Date of Award


Degree Type

Selective Evidence-Based Medicine Review

Degree Name

Master of Science in Health Sciences - Physician Assistant


Physician Assistant Studies

Department Chair

Laura Levy, DHSc, PA-C


OBJECTIVE: The objective of this selective EBM review is to determine whether or not yoga improved symptoms in patients with Parkinson’s disease.

STUDY DESIGN: A systematic review of three peer-reviewed primary studies published between 2014 and 2018.

DATA SOURCES: Two randomized control trials and one before and after case study evaluating if yoga can improve symptoms for patients who are diagnosed with Parkinson’s disease.
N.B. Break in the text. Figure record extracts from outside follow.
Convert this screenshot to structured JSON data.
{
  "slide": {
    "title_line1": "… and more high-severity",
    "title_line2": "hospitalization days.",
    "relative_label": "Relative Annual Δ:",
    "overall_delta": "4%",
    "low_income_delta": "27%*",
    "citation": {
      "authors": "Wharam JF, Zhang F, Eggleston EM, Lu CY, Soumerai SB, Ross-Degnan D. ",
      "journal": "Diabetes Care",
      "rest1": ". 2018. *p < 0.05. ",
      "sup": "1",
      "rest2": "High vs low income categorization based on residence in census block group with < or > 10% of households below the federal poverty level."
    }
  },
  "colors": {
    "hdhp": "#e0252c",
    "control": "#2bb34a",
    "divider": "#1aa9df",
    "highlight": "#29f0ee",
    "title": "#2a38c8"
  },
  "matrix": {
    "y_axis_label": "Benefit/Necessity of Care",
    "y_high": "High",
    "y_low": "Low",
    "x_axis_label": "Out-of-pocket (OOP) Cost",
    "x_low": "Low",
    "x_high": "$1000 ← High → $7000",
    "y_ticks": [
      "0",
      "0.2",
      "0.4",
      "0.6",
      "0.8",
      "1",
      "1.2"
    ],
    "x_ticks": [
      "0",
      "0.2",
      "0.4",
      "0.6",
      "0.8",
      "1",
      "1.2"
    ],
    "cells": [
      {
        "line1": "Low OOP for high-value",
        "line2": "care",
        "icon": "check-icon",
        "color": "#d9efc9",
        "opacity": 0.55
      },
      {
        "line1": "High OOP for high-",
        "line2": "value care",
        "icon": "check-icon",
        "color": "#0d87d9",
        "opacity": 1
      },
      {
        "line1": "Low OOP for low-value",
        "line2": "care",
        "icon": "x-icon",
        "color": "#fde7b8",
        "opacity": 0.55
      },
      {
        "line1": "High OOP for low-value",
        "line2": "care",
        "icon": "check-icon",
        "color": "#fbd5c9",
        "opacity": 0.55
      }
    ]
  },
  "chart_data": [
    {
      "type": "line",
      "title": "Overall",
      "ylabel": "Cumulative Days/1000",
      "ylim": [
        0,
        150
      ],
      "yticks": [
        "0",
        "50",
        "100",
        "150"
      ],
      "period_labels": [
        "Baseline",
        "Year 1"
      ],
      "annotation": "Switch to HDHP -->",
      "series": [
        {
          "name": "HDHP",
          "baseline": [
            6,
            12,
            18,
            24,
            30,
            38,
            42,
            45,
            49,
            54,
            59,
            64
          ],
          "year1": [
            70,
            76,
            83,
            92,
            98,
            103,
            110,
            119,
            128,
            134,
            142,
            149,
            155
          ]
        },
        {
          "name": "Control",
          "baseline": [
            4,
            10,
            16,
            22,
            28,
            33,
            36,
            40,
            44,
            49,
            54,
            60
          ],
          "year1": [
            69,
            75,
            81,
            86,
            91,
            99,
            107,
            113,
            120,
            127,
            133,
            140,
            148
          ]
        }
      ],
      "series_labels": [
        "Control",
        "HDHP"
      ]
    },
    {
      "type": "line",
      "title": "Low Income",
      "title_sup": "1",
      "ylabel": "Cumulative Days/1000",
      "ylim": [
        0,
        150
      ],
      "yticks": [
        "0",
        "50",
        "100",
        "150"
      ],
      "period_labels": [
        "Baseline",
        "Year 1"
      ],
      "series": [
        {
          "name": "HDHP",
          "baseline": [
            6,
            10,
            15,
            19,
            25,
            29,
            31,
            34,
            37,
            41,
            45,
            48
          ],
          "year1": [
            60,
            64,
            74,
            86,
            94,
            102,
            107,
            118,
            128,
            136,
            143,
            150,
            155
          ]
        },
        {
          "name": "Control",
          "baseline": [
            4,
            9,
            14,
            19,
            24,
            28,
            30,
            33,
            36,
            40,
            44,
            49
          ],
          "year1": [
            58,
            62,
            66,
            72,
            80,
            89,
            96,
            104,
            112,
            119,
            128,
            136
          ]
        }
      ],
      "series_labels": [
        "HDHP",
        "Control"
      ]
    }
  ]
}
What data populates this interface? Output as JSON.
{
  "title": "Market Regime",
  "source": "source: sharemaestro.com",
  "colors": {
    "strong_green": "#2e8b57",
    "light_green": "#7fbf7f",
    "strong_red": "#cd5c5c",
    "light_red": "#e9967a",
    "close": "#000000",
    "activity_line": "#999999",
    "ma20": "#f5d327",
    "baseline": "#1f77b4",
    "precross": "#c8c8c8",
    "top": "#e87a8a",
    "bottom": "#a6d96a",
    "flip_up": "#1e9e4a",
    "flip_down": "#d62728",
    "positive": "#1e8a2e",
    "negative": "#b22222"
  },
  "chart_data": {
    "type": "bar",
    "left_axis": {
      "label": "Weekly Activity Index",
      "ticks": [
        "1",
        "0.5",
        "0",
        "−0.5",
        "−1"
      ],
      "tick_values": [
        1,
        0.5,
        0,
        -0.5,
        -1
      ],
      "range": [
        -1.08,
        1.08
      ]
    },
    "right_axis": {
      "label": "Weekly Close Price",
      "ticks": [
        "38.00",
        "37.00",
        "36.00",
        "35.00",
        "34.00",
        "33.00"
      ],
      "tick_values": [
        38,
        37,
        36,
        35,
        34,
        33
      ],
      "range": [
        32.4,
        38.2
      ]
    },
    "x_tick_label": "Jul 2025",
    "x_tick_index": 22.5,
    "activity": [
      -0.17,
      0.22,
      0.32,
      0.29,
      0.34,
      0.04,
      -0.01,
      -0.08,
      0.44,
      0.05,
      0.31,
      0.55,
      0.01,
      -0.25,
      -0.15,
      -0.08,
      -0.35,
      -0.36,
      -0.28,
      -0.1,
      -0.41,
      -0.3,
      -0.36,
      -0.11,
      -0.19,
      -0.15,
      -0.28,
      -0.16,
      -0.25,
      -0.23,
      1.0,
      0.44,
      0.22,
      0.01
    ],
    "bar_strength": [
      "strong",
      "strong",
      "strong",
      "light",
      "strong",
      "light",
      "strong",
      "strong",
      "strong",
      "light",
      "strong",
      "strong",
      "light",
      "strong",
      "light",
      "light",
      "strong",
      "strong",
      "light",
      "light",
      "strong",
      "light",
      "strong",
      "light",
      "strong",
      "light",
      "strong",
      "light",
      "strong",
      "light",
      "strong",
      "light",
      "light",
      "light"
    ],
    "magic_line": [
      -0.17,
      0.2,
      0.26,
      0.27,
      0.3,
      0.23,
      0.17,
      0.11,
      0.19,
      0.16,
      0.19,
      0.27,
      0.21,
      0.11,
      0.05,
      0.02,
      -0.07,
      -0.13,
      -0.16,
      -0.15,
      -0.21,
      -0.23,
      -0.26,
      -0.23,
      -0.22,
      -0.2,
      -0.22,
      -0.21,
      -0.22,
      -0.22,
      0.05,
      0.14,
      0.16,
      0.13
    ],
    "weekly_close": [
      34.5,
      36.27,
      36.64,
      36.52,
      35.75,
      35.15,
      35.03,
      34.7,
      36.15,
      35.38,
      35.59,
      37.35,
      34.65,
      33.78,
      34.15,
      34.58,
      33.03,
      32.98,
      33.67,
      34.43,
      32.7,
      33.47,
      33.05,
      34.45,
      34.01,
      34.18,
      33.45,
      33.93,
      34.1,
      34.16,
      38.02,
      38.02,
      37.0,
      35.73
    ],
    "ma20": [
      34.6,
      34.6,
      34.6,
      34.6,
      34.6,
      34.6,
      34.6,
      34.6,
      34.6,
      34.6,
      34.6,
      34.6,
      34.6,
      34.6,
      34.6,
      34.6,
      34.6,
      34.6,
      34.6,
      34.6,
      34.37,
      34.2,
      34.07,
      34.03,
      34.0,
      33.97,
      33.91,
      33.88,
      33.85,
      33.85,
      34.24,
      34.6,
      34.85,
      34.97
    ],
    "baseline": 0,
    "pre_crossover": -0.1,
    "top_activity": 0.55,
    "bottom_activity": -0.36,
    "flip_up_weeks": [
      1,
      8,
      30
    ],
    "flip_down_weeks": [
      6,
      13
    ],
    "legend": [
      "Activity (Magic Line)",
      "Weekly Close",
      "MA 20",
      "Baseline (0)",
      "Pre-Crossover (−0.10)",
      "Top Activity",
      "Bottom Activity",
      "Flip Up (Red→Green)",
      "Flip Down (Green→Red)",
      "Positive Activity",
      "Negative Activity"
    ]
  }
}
OUTCOMES MEASURES: The outcomes that were measured were balance and movement speed. Balance was measured using single leg balance test, single leg stance, and Berg Balance Scale. Movement speed, bradykinesia, was measured using the Unified Parkinson’s Disease Rating Scale motor score (UPDRS).

RESULTS: In the study conducted by Boulgarides et al., they found that single leg bance (SLB) showed improvement nearing a significant value following the yoga intervention (p = 0.007) and the Berg Balance Scale intervention period did not approach significance (p = 0.15). In the study conducted by Ni et al., single leg stance resulted in a lack of significant difference (p = 0.136) and Berg Balance Score reproduced a clinically meaningful improvement (p = 0.000) between the yoga intervention group and the control group. In the study conducted by Ni et al., they found that differences in bradykinesia and mobility reached statistically significant improvement in the yoga intervention group when compared to the control group.

CONCLUSIONS: The evidence presented in this review shows that yoga does improve symptoms in individuals with Parkinson’s Disease. Significant results were found in each article with some variation to the test that yielded significant results. However, due to the small sample sizes and other limitations of these studies, the idea of yoga improving symptoms in patients diagnosed with Parkinson’s disease should be further researched.